The Anonymous Sayings of the Desert Fathers
John Wortley “The Anonymous Sayings of the Desert Fathers: A Select Edition and Complete English Translation” [Cambridge University Press, 2013]
“The Tales and Sayings of the Desert Fathers” (Apophthegmata Patrum) are a key source of evidence for the practice and theory respectively of eremitic monasticism, a significant phenomenon within the early history of Christianity. The publication of this book finally ensures the availability of all three major collections which constitute the work, edited and translated into English. Richer in Tales than the ‘Alphabetic’ collection to which this is an appendix (both to be dated c.AD 500), the ‘Anonymous’ collection presented in this volume furnishes almost as much material for the study of the late antique world from which the monk sought to escape as it does for the monastic endeavour itself. More material continued to be added well into the seventh century and so the spread and gradual evolution of monasticism are illustrated here over a period of about two and a half centuries.”

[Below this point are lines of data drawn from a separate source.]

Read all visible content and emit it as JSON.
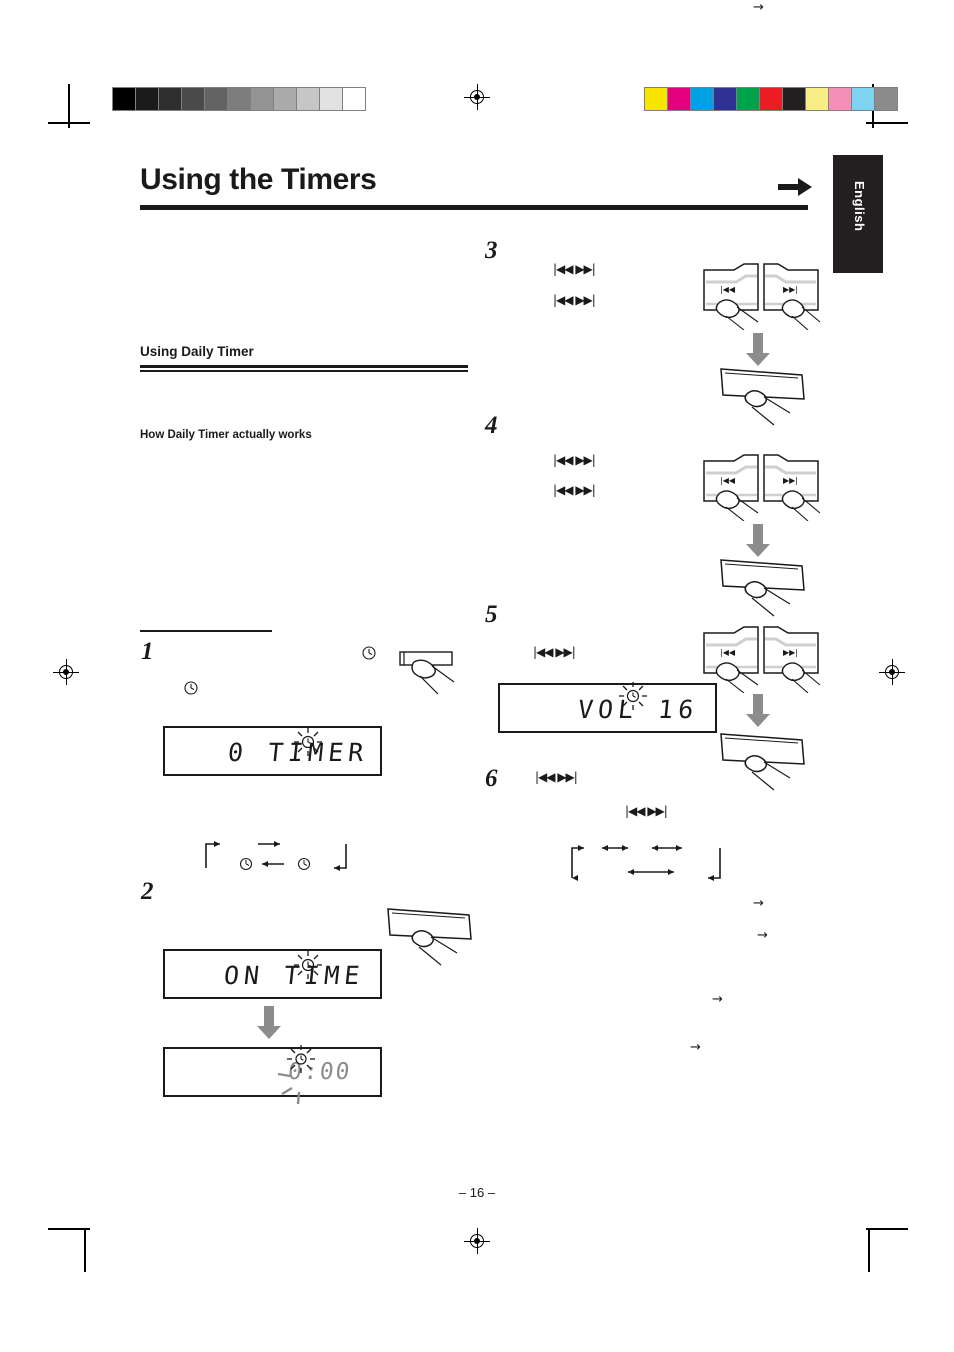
{
  "page": {
    "title": "Using the Timers",
    "language_tab": "English",
    "page_number": "– 16 –",
    "section_heading": "Using Daily Timer",
    "sub_heading": "How Daily Timer actually works"
  },
  "marks": {
    "grayscale_bar": [
      "#000000",
      "#1b1b1b",
      "#2e2e2e",
      "#4a4a4a",
      "#636363",
      "#7d7d7d",
      "#949494",
      "#ababab",
      "#c6c6c6",
      "#e2e2e2",
      "#ffffff"
    ],
    "color_bar": [
      "#f6e500",
      "#e5007d",
      "#00a0e4",
      "#2e3192",
      "#00a14b",
      "#ed1c24",
      "#231f20",
      "#f9ed86",
      "#f68fb8",
      "#7ed3f0",
      "#8c8c8c"
    ]
  },
  "steps": [
    {
      "number": "1",
      "display": "0 TIMER",
      "button_hint": "clock-button"
    },
    {
      "number": "2",
      "display": "ON TIME",
      "display_2": "0:00",
      "button_hint": "set-button"
    },
    {
      "number": "3",
      "transport_top": "|◀◀   ▶▶|",
      "transport_bottom": "|◀◀   ▶▶|"
    },
    {
      "number": "4",
      "transport_top": "|◀◀   ▶▶|",
      "transport_bottom": "|◀◀   ▶▶|"
    },
    {
      "number": "5",
      "transport_top": "|◀◀   ▶▶|",
      "display": "VOL 16"
    },
    {
      "number": "6",
      "transport_top": "|◀◀   ▶▶|",
      "transport_bottom": "|◀◀   ▶▶|"
    }
  ],
  "displays": {
    "timer": "0 TIMER",
    "on_time": "ON TIME",
    "time_value": "0:00",
    "volume": "VOL 16"
  },
  "transport_labels": {
    "rewind": "|◀◀",
    "forward": "▶▶|",
    "pair": "|◀◀   ▶▶|"
  },
  "arrows": {
    "right": "→",
    "left": "←",
    "bi": "←→"
  }
}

“Much of what is known of the earliest history of Christian monasticism is derived from the Tales and Sayings of the Desert Fathers (Apophthegmata Patrum) of which three major collections survive. Until now only the ‘Alphabetic’ and the ‘Systematic’ collections have been available in English translation; with the present volume, the ‘Anonymous’
collection becomes available, not only in English, but with the first complete edition of the Greek text on facing pages.

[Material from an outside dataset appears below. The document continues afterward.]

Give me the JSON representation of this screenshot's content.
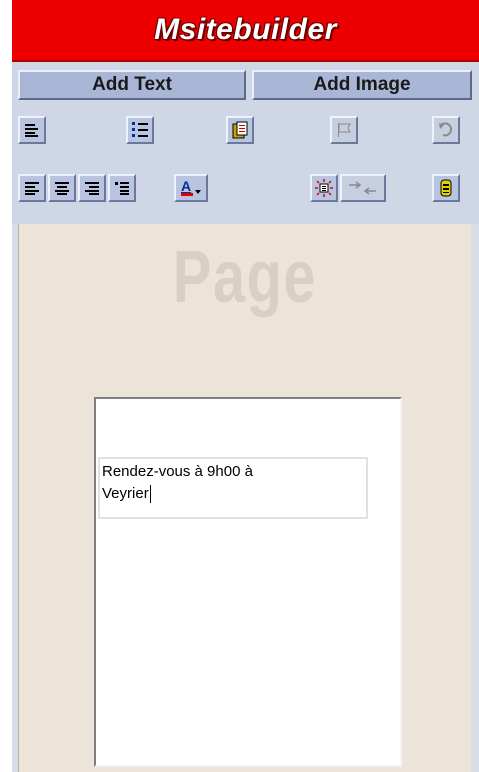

Although many of the contents of these collections refer to desert communities in north-west Egypt, the collectors may have been refugee monks settled in Palestine who sought to record in Greek an oral tradition of instruction originally in Coptic to secure it for future generations. The ‘Alphabetic’ collection and its appendix, the ‘Anonymous’, were both created towards ad 500 (the ‘Systematic’ somewhat later) but it is clear that further material was added to the ‘Anonymous’ well into the seventh century. Consequently, this volume furnishes almost as much material for the study of the late antique world from which the monk sought to escape as it does for the monastic endeavour itself. But the spread and gradual evolution of monasticism are well illustrated here over a period extending to the Moslem conquest.
John Wortley is Professor of History Emeritus at the University of Manitoba. He has published widely on the Byzantine era, and completed several translations to date, including “Les Récits édifiants de Paul, évêque de Monembasie, et d’autres auteurs” (1987), “The “Spiritual Meadow” of John Moschos, including the additional tales edited by
Nissen and Mioni” (1992), “The Spiritually Beneficial Tales of Paul, Bishop of Monembasia, and of Other Authors” (1996), “John Skylitzes: A Synopsis of Byzantine History, 811–1057” (2010) and “The Book of the Elders: Sayings of the Desert Fathers, the Systematic Collection” (2012).
Ordained in1959, Professor Wortley is still active as an Anglican priest.”